Стенька, торопясь поскорее выполнить поручение, натянул узковатый в плечах кафтан и понесся прочь, не заметив, как переглянулись Протасьев и Колесников.
А переглянулись они, между прочим, одобрительно, и покивали, и усмехнулись. Стенька в горячности своей и не понял, что поднялся на одну крошечную ступеньку по умозрительной приказной лестнице. До заветной должности подьячего было еще далеко – и все же стала она, поди, на целый вершок ближе.
Светешников, мужчина мощный и неторопливый, ворчал и вздыхал, когда Стенька, сгорая от нетерпения, чуть ли не на себе волок его к троекуровскому двору. Наконец прибыли, постучали в ворота, и Светешников громко объявил, что-де розыск Земского приказа.

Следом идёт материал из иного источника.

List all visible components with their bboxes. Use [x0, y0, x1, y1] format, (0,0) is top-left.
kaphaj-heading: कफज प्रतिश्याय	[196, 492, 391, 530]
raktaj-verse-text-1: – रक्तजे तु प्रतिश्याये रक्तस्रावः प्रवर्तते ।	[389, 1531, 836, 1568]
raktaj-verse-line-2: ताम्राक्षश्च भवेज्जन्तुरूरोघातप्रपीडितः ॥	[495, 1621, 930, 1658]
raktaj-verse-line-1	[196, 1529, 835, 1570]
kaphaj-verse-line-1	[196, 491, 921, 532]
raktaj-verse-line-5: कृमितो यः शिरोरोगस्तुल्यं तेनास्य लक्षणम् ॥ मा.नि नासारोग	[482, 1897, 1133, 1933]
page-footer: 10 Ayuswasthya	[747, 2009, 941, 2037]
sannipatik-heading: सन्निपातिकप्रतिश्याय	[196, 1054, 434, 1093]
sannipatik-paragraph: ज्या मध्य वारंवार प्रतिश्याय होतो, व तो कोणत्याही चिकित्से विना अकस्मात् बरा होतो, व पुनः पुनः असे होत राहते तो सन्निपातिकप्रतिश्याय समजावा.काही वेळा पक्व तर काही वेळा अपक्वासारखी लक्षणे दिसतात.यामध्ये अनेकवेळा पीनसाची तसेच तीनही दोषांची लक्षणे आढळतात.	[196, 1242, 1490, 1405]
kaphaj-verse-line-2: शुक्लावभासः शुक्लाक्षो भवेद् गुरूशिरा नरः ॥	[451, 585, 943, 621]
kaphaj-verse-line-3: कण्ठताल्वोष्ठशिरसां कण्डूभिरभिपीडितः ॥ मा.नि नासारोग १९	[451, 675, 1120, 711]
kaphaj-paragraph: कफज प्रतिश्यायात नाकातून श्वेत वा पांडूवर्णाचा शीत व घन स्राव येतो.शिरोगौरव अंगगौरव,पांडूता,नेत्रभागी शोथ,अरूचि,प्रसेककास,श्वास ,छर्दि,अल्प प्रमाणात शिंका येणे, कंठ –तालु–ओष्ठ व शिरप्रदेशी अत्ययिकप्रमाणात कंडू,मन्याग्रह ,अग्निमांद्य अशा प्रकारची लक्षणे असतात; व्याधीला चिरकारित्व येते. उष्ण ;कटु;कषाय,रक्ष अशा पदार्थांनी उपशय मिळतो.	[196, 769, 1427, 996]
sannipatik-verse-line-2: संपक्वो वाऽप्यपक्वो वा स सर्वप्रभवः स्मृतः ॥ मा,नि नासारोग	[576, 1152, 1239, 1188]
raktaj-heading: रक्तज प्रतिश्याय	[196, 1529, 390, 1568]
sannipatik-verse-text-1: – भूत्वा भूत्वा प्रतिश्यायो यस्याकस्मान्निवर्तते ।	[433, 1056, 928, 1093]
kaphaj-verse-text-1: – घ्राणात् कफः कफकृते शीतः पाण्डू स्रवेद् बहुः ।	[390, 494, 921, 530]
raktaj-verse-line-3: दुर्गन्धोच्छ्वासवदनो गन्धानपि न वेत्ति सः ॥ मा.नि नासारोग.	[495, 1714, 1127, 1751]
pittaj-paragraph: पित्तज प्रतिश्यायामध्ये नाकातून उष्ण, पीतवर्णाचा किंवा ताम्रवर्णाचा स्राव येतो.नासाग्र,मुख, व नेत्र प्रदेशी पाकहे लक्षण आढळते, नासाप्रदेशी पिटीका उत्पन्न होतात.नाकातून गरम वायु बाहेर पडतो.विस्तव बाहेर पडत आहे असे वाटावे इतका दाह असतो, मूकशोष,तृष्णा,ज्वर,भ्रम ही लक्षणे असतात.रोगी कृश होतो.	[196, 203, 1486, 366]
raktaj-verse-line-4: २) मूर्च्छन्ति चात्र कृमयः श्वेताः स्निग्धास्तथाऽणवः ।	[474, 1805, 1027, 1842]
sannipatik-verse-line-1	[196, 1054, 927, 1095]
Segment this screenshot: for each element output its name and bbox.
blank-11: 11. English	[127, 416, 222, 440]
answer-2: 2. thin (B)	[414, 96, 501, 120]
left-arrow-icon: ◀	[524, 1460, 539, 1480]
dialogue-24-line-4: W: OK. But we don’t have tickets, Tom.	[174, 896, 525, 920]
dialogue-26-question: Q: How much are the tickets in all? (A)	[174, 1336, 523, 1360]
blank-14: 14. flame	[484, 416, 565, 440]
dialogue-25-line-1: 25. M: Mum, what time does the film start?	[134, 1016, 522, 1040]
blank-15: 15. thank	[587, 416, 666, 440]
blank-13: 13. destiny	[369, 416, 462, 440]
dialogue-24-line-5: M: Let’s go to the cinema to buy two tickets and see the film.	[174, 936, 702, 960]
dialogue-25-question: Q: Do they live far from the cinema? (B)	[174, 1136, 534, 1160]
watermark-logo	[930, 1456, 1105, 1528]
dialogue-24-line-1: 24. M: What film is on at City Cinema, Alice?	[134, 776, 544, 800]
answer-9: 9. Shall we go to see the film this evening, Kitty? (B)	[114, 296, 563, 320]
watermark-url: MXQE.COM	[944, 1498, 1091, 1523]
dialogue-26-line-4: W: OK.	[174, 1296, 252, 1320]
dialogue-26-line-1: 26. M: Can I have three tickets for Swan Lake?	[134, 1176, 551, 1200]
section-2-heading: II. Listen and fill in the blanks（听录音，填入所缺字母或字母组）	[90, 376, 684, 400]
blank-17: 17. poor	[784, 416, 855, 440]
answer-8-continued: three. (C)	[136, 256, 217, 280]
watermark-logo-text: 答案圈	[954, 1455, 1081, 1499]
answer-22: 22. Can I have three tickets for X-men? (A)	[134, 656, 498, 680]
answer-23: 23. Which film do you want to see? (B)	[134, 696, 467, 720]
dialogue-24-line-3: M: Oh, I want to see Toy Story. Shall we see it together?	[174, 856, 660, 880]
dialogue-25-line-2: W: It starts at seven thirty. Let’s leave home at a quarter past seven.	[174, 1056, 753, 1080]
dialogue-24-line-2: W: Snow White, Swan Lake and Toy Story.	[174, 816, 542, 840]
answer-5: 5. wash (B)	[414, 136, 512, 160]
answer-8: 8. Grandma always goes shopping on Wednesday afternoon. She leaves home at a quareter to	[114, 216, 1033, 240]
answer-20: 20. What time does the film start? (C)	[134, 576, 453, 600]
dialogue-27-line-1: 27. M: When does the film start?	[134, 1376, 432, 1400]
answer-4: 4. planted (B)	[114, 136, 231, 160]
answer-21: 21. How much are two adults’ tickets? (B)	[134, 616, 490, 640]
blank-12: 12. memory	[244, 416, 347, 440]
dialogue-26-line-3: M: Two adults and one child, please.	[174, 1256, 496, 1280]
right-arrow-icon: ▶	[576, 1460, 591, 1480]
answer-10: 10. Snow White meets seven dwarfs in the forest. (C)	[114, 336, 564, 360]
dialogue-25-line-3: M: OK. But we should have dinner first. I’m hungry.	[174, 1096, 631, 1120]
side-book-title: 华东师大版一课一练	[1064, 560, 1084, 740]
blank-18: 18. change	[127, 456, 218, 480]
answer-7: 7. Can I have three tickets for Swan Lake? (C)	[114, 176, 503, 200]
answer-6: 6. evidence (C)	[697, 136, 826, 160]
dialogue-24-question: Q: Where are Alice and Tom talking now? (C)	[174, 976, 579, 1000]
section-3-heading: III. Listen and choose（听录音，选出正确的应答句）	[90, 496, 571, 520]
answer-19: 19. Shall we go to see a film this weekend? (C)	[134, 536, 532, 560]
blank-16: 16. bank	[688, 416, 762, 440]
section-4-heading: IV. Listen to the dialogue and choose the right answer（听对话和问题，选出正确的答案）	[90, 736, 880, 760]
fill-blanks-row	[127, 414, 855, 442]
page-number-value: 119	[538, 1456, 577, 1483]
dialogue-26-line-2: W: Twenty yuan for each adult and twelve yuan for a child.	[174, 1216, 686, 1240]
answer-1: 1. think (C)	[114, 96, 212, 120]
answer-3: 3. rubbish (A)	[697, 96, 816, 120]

Их впустили, и Стенька чуть ли не от калитки стал требовать к себе всех, кто был в отобранной от боярина Троекурова сказке, полученной от Деревнина.
Вышел к нему Юрий Троекуров. Выслушал все, пожал плечами – ему-то что, он в этом деле совершенно невинен. В палаты боярский племянник не пустил – в отсутствие хозяина, да в таких отвратительных обстоятельствах, всякий чужой – неприятен и нежелателен. Но в саду была беседка, где развлекались летом троекуровские дочки, Татьяна и Катерина. Туда и отвели Стеньку с Никоном, туда и стали поочередно звать всех, кто в недобрый час взял в руки лопату для углубления погреба.